Uma desobediência toma conta de mim. O corpo está inquieto, tem ruídos, ondas, pancadas. Vivo intensamente dores e meus dedos quase não querem obedecer à dança dos teclados. Tenho tantas letras represadas. Em contraponto, a alma está em flor. Poderia estar em festa mas, passam das 10 e é melhor cultuar o silêncio. Cultivo um jardim de sonhos dentro. Assusto-me um pouco com a capacidade de nascer de novo, todos os dias. (Re)aprender a falar. (Re)aprender a andar.

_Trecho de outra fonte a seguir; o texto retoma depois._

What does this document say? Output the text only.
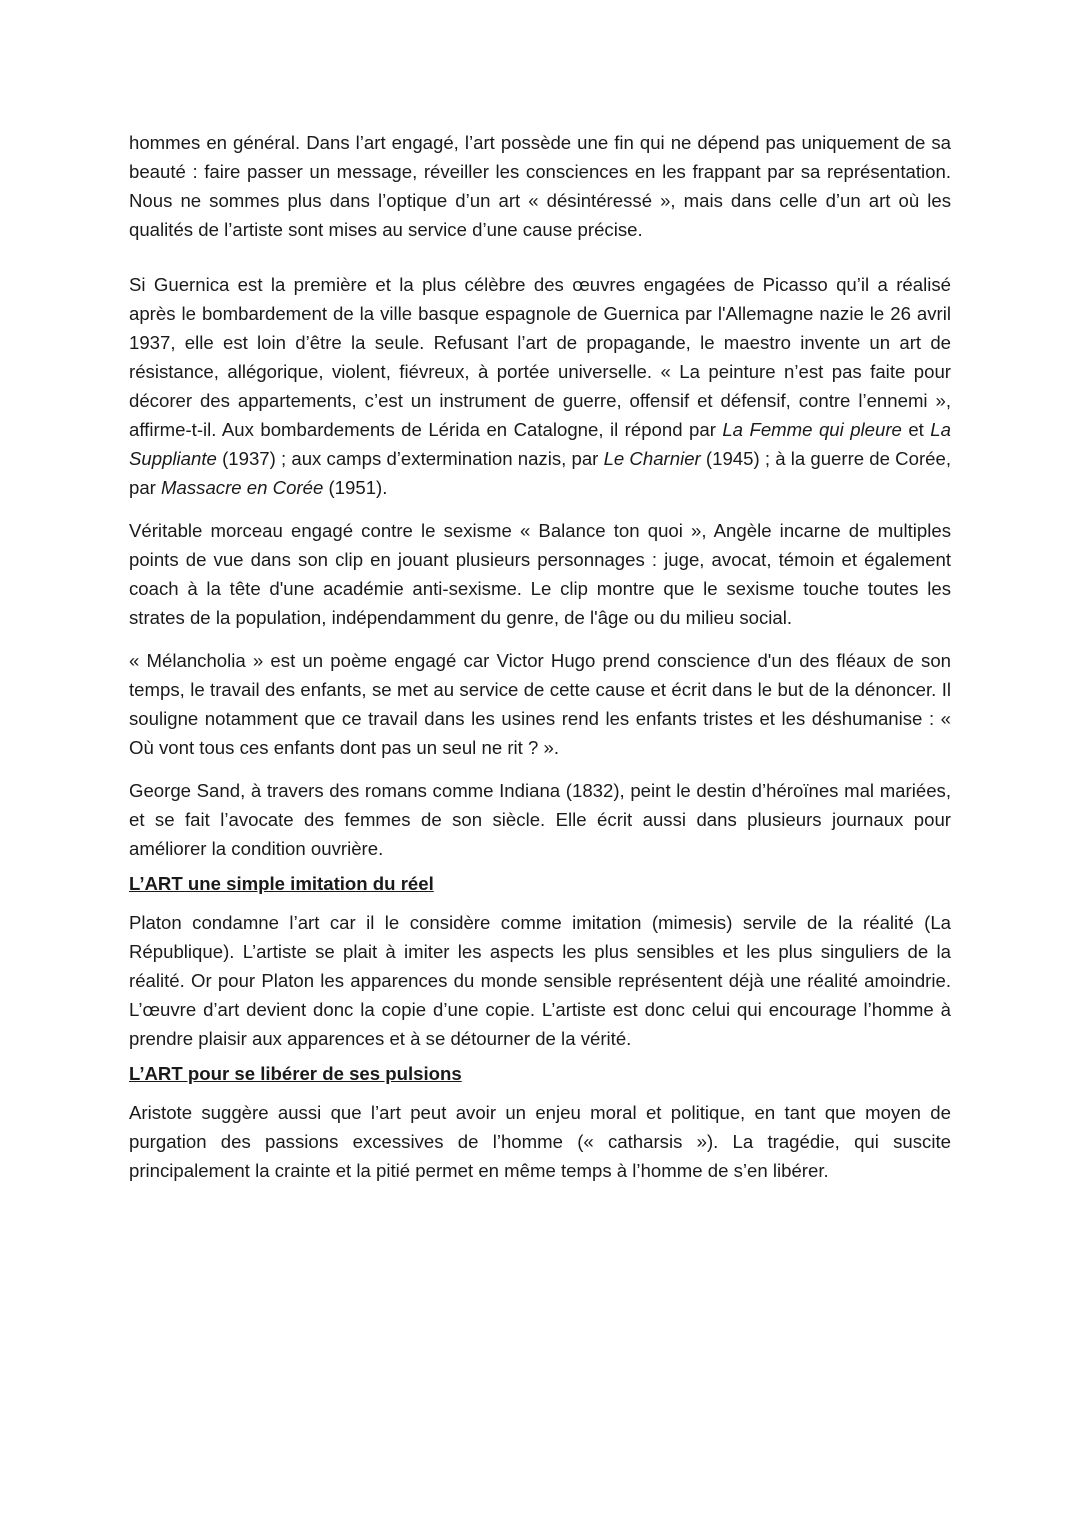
hommes en général. Dans l’art engagé, l’art possède une fin qui ne dépend pas uniquement de sa beauté : faire passer un message, réveiller les consciences en les frappant par sa représentation. Nous ne sommes plus dans l’optique d’un art « désintéressé », mais dans celle d’un art où les qualités de l’artiste sont mises au service d’une cause précise.

Si Guernica est la première et la plus célèbre des œuvres engagées de Picasso qu’il a réalisé après le bombardement de la ville basque espagnole de Guernica par l'Allemagne nazie le 26 avril 1937, elle est loin d’être la seule. Refusant l’art de propagande, le maestro invente un art de résistance, allégorique, violent, fiévreux, à portée universelle. « La peinture n’est pas faite pour décorer des appartements, c’est un instrument de guerre, offensif et défensif, contre l’ennemi », affirme-t-il. Aux bombardements de Lérida en Catalogne, il répond par La Femme qui pleure et La Suppliante (1937) ; aux camps d’extermination nazis, par Le Charnier (1945) ; à la guerre de Corée, par Massacre en Corée (1951).

Véritable morceau engagé contre le sexisme « Balance ton quoi », Angèle incarne de multiples points de vue dans son clip en jouant plusieurs personnages : juge, avocat, témoin et également coach à la tête d'une académie anti-sexisme. Le clip montre que le sexisme touche toutes les strates de la population, indépendamment du genre, de l'âge ou du milieu social.

« Mélancholia » est un poème engagé car Victor Hugo prend conscience d'un des fléaux de son temps, le travail des enfants, se met au service de cette cause et écrit dans le but de la dénoncer. Il souligne notamment que ce travail dans les usines rend les enfants tristes et les déshumanise : « Où vont tous ces enfants dont pas un seul ne rit ? ».

George Sand, à travers des romans comme Indiana (1832), peint le destin d’héroïnes mal mariées, et se fait l’avocate des femmes de son siècle. Elle écrit aussi dans plusieurs journaux pour améliorer la condition ouvrière.

L’ART une simple imitation du réel

Platon condamne l’art car il le considère comme imitation (mimesis) servile de la réalité (La République). L’artiste se plait à imiter les aspects les plus sensibles et les plus singuliers de la réalité. Or pour Platon les apparences du monde sensible représentent déjà une réalité amoindrie. L’œuvre d’art devient donc la copie d’une copie. L’artiste est donc celui qui encourage l’homme à prendre plaisir aux apparences et à se détourner de la vérité.

L’ART pour se libérer de ses pulsions

Aristote suggère aussi que l’art peut avoir un enjeu moral et politique, en tant que moyen de purgation des passions excessives de l’homme (« catharsis »). La tragédie, qui suscite principalement la crainte et la pitié permet en même temps à l’homme de s’en libérer.
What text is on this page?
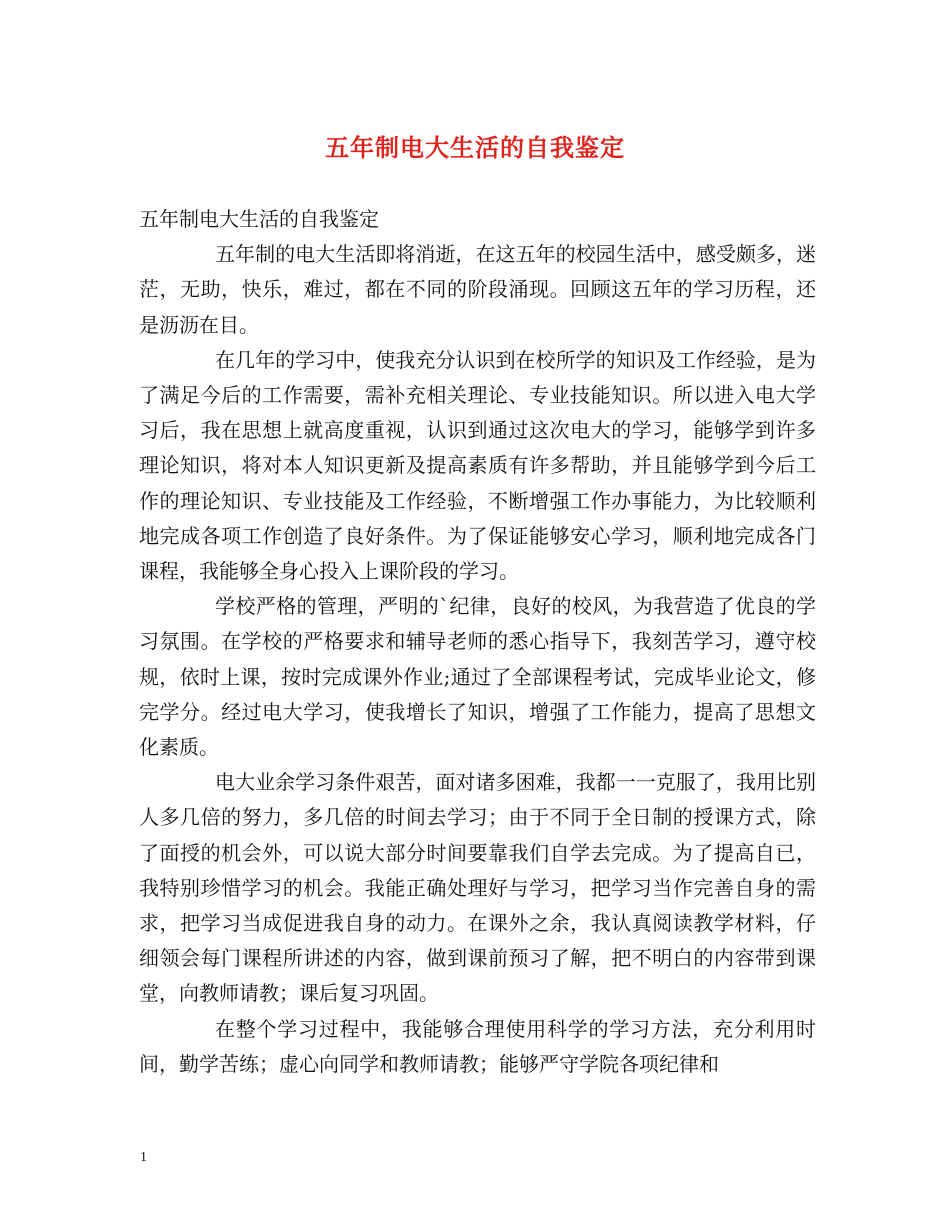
五年制电大生活的自我鉴定

五年制电大生活的自我鉴定

五年制的电大生活即将消逝，在这五年的校园生活中，感受颇多，迷茫，无助，快乐，难过，都在不同的阶段涌现。回顾这五年的学习历程，还是沥沥在目。

在几年的学习中，使我充分认识到在校所学的知识及工作经验，是为了满足今后的工作需要，需补充相关理论、专业技能知识。所以进入电大学习后，我在思想上就高度重视，认识到通过这次电大的学习，能够学到许多理论知识，将对本人知识更新及提高素质有许多帮助，并且能够学到今后工作的理论知识、专业技能及工作经验，不断增强工作办事能力，为比较顺利地完成各项工作创造了良好条件。为了保证能够安心学习，顺利地完成各门课程，我能够全身心投入上课阶段的学习。

学校严格的管理，严明的`纪律，良好的校风，为我营造了优良的学习氛围。在学校的严格要求和辅导老师的悉心指导下，我刻苦学习，遵守校规，依时上课，按时完成课外作业;通过了全部课程考试，完成毕业论文，修完学分。经过电大学习，使我增长了知识，增强了工作能力，提高了思想文化素质。

电大业余学习条件艰苦，面对诸多困难，我都一一克服了，我用比别人多几倍的努力，多几倍的时间去学习；由于不同于全日制的授课方式，除了面授的机会外，可以说大部分时间要靠我们自学去完成。为了提高自已，我特别珍惜学习的机会。我能正确处理好与学习，把学习当作完善自身的需求，把学习当成促进我自身的动力。在课外之余，我认真阅读教学材料，仔细领会每门课程所讲述的内容，做到课前预习了解，把不明白的内容带到课堂，向教师请教；课后复习巩固。

在整个学习过程中，我能够合理使用科学的学习方法，充分利用时间，勤学苦练；虚心向同学和教师请教；能够严守学院各项纪律和

1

Cair, se for preciso, para descobrir onde dói. Ontem dancei no meio da rua. Uma dança lenta, macia e cheia de calor. Meus braços, pernas, abdômen, barriga, joelhos, ombros, meu peito e meu coração num só compasso. No compasso do outro corpo dentro do meu passo. Uma desobediência tomou conta de mim. Contrariou as estatísticas. Levou embora algumas certezas falidas. Bagunçou minhas frases. Invadiu minha boca com a língua, entrou em mim pela porta da febre e da saliva.




Um comentário:

Anônimo disse...

NOSSA! É por demais salutar desobedecer quando homenageamos, em dança, o (re)nascimento de um alvissareiro compasso.

Parabéns! Mui bom esse fragmento.

Ítalo de Melo Ramalho.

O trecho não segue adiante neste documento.